Опека, навязанная моей любви, мало-помалу настраивала меня на бунтарский лад: мне хотелось потревожить холодную безмятежность как самой Эллиты, так и барона, и я, не откладывая дела в долгий ящик, находил ту или иную возможность для выражения моего неявного протеста. Либерализм барона Линка был не беспределен по крайней мере в одном отношении – его классовой гордыне, которая заставляла его относиться с презрением ко всему тривиальному или ко всему, что могло выглядеть таковым в его глазах. Эллита как-то сообщила мне, что он никогда не выходит из дому – настолько ему был неприятен уже один только вид толпы. Мне стало известно также, что он уволил нового садовника, весьма почтенного инвалида войны, только за то, что этот несчастный, подравнивая кусты, ухаживая за деревьями и подстригая газоны, постоянно бормотал себе под нос жуткие ругательства. Между тем барон отличался не только деликатным слухом: по-своему ранимым у него был каждый из пяти органов чувств: заметив плохо составленный букет или почуяв неприятный запах из кухни, он слегка хмурил брови или делал едва заметное движение ноздрями, и это могло стоить провинившейся горничной или кухарке места. Я не без умысла спровоцировал размолвку, уведя Эллиту однажды после обеда на прогулку по бистро Латинского квартала, где приобщил ее к игре на электрическом бильярде. Моя любимая радовалась, как маленький ребенок, который впервые увидел море. До этого она ни разу не гуляла по тротуарам бульвара Сен-Мишель. В свои семнадцать лет она видела парижские улицы только в окно автомобиля. В тот же вечер она в мельчайших подробностях поведала о своих приключениях деду, который и бровью не повел. (Хотелось ли ей спровоцировать его как бы из любовного кокетства или, может быть, она уже заранее наслаждалась репрессивными мерами, которые должны были последовать после этой моей выходки?) Когда на следующий день я предстал перед воротами особняка Линков, мне сообщили, что «мадемуазель Эллита уехала вместе с мсье в город», и прошло три дня, прежде чем меня соизволили снова принять. Таким образом, барон Линк напомнил мне, что мир, в котором я живу, чужд ему и должен быть чуждым и его внучке. Он напомнил, что она дана мне лишь на время и что он может в любой момент взять ее обратно.
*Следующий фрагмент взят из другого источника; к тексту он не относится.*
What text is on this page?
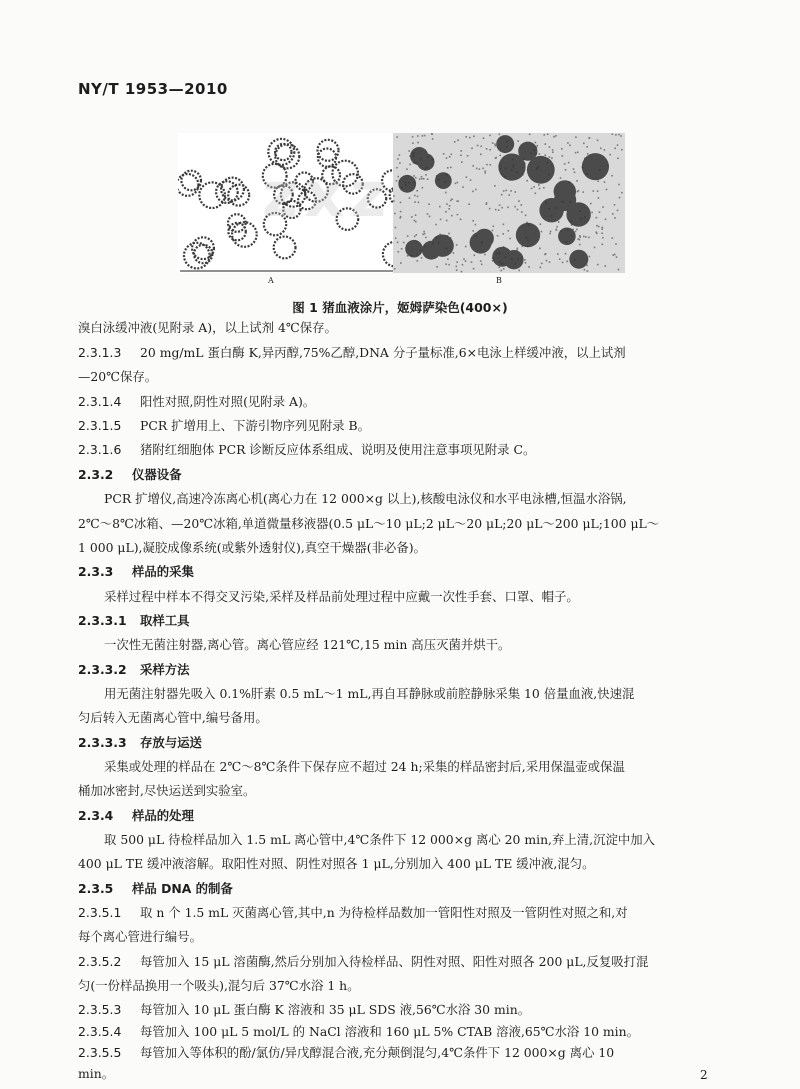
NY/T 1953—2010
A	B
zxz
图 1 猪血液涂片，姬姆萨染色(400×)
溴白泳缓冲液(见附录 A)，以上试剂 4℃保存。
2.3.1.3 20 mg/mL 蛋白酶 K,异丙醇,75%乙醇,DNA 分子量标准,6×电泳上样缓冲液，以上试剂
—20℃保存。
2.3.1.4 阳性对照,阴性对照(见附录 A)。
2.3.1.5 PCR 扩增用上、下游引物序列见附录 B。
2.3.1.6 猪附红细胞体 PCR 诊断反应体系组成、说明及使用注意事项见附录 C。
2.3.2 仪器设备
PCR 扩增仪,高速冷冻离心机(离心力在 12 000×g 以上),核酸电泳仪和水平电泳槽,恒温水浴锅,
2℃～8℃冰箱、—20℃冰箱,单道微量移液器(0.5 μL～10 μL;2 μL～20 μL;20 μL～200 μL;100 μL～
1 000 μL),凝胶成像系统(或紫外透射仪),真空干燥器(非必备)。
2.3.3 样品的采集
采样过程中样本不得交叉污染,采样及样品前处理过程中应戴一次性手套、口罩、帽子。
2.3.3.1 取样工具
一次性无菌注射器,离心管。离心管应经 121℃,15 min 高压灭菌并烘干。
2.3.3.2 采样方法
用无菌注射器先吸入 0.1%肝素 0.5 mL～1 mL,再自耳静脉或前腔静脉采集 10 倍量血液,快速混
匀后转入无菌离心管中,编号备用。
2.3.3.3 存放与运送
采集或处理的样品在 2℃～8℃条件下保存应不超过 24 h;采集的样品密封后,采用保温壶或保温
桶加冰密封,尽快运送到实验室。
2.3.4 样品的处理
取 500 μL 待检样品加入 1.5 mL 离心管中,4℃条件下 12 000×g 离心 20 min,弃上清,沉淀中加入
400 μL TE 缓冲液溶解。取阳性对照、阴性对照各 1 μL,分别加入 400 μL TE 缓冲液,混匀。
2.3.5 样品 DNA 的制备
2.3.5.1 取 n 个 1.5 mL 灭菌离心管,其中,n 为待检样品数加一管阳性对照及一管阴性对照之和,对
每个离心管进行编号。
2.3.5.2 每管加入 15 μL 溶菌酶,然后分别加入待检样品、阴性对照、阳性对照各 200 μL,反复吸打混
匀(一份样品换用一个吸头),混匀后 37℃水浴 1 h。
2.3.5.3 每管加入 10 μL 蛋白酶 K 溶液和 35 μL SDS 液,56℃水浴 30 min。
2.3.5.4 每管加入 100 μL 5 mol/L 的 NaCl 溶液和 160 μL 5% CTAB 溶液,65℃水浴 10 min。
2.3.5.5 每管加入等体积的酚/氯仿/异戊醇混合液,充分颠倒混匀,4℃条件下 12 000×g 离心 10
min。	2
Я понял, что мое счастье зависит не только от каприза Эллиты, но и от вкусов ее деда.

От холодности Эллиты, от очевидной уверенности, что ничто в мире недостойно ее касаться, все сильнее веяло печатью и изгнанием. Однако и ее грация, и ее невесомость, в которой, казалось, перемещалось, завораживая меня, ее тело, помогли мне понять, что она – существо явно не от мира сего. Душу Эллиты снедала гордыня барона Линка, внушавшего ей, что она может иметь все, стоит ей только пожелать, но при этом на свете нет ничего такого, из-за чего ей стоит волноваться. Высокомерие было ее болезнью, чем-то вроде пернициозной анемии или чахотки; однажды, как-то совершенно внезапно, мне вдруг пришла в голову мысль, что она несчастна и что, предвосхищая и удовлетворяя все ее потребности, дед, руководствовавшийся в жизни презрением к миру и своим чудовищным эгоизмом, отнял у нее вообще всякую способность желать и обрек на изгнание гораздо более суровое, нежели то, от которого страдал сам. По его вине Эллита находилась в некой потусторонней сфере, то есть вдали от счастья, и ничто – уж точно не любовь, которой я так искренне и так неумело преследовал ее, – не могло спасти ее от сладковатого ада собственной отстраненности, одиночества, на которое обрек внучку барон Линк.